Tesoro en vasos de barro

El apóstol Pablo escribiendo a los Corintios en su segunda epístola dice: “Pero tenemos este tesoro en vasos de barro, para que la excelencia del poder sea de Dios, y no de nosotros” (2 Corintios 4:7).

Como creyentes, todos nosotros sabemos que en el principio de la creación Dios hizo al hombre del polvo de la tierra. Es por tal razón que el apóstol utiliza el vocablo “vasos de barro”.

Ahora bien, por el hecho de que seamos comparados con vasos de barro, no quiere decir que tengamos poco valor. Por el contrario, para Dios somos vasijas de mucho valor, porque fuimos creados por sus propias manos.

En Isaías 64:8 dice: “Ahora pues, Jehová, tú eres nuestro padre; nosotros barro, y tú el que nos formaste; así que obra de tus manos somos todos nosotros”.

Antiguamente se acostumbraba esconder tesoros en vasijas de barro que tenían poco valor y belleza y por lo tanto, no llamaban mucho la atención en sí mismas o a su contenido. Pero, aunque no lo parecieran, lo que llevaban en su interior era lo que hacía de ellas objetos de mucho valor.

¿A qué se refiere el apóstol Pablo cuando dice; “tenemos este tesoro en vasos de barro”?.

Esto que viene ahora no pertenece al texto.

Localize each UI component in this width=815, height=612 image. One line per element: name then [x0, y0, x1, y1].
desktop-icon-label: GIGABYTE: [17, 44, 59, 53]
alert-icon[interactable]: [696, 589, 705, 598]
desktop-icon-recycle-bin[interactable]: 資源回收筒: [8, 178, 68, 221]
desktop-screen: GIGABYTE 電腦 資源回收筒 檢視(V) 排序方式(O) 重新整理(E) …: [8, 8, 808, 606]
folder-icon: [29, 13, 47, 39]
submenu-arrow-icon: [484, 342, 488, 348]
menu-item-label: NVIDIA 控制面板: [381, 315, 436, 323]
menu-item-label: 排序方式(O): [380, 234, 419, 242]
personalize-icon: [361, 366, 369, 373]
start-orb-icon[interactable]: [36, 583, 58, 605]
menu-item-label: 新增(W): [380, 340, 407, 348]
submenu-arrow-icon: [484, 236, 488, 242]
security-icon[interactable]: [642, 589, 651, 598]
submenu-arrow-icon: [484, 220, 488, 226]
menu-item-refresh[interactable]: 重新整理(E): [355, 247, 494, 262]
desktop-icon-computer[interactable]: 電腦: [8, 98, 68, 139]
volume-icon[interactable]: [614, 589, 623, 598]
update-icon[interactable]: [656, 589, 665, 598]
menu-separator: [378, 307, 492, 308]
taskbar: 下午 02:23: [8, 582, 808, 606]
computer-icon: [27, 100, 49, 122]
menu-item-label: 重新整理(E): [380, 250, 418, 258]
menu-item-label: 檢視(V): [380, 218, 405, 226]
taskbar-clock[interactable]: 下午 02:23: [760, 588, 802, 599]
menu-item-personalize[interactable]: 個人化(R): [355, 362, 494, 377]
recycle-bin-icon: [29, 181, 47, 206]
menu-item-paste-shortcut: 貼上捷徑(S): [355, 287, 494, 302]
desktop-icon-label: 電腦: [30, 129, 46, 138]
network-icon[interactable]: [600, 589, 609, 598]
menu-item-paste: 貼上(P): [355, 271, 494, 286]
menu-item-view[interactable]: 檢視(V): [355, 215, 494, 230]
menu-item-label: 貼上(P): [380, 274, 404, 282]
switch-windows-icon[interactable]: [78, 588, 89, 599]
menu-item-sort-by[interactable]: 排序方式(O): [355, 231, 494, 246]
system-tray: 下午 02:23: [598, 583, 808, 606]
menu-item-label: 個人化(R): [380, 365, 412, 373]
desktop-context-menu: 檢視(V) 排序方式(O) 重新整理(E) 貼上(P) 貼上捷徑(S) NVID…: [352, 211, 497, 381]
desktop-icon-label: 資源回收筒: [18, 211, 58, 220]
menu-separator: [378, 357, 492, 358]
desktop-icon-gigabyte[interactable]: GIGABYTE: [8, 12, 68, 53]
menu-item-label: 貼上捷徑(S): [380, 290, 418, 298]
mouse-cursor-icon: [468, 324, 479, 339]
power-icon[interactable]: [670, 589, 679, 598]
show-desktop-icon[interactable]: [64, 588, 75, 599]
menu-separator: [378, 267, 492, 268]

En los primeros versos del capítulo 4 se nos habla del ministerio del evangelio que por su misericordia Dios nos ha dado por medio de nuestro Señor Jesucristo el cual es, la imagen de Dios.

Así que, aunque somos vasijas de barro tenemos en nosotros el más grande de los tesoros, a Jesús el Hijo de Dios y el ministerio que Él nos ha dado de predicar la salvación por medio del evangelio a todo el mundo a través de la palabra de nuestro Señor y salvador Jesucristo.

Recuerda, fuimos hechos de barro pero lo que nos da valor es: tener al Dios Todopoderoso en nuestro interior.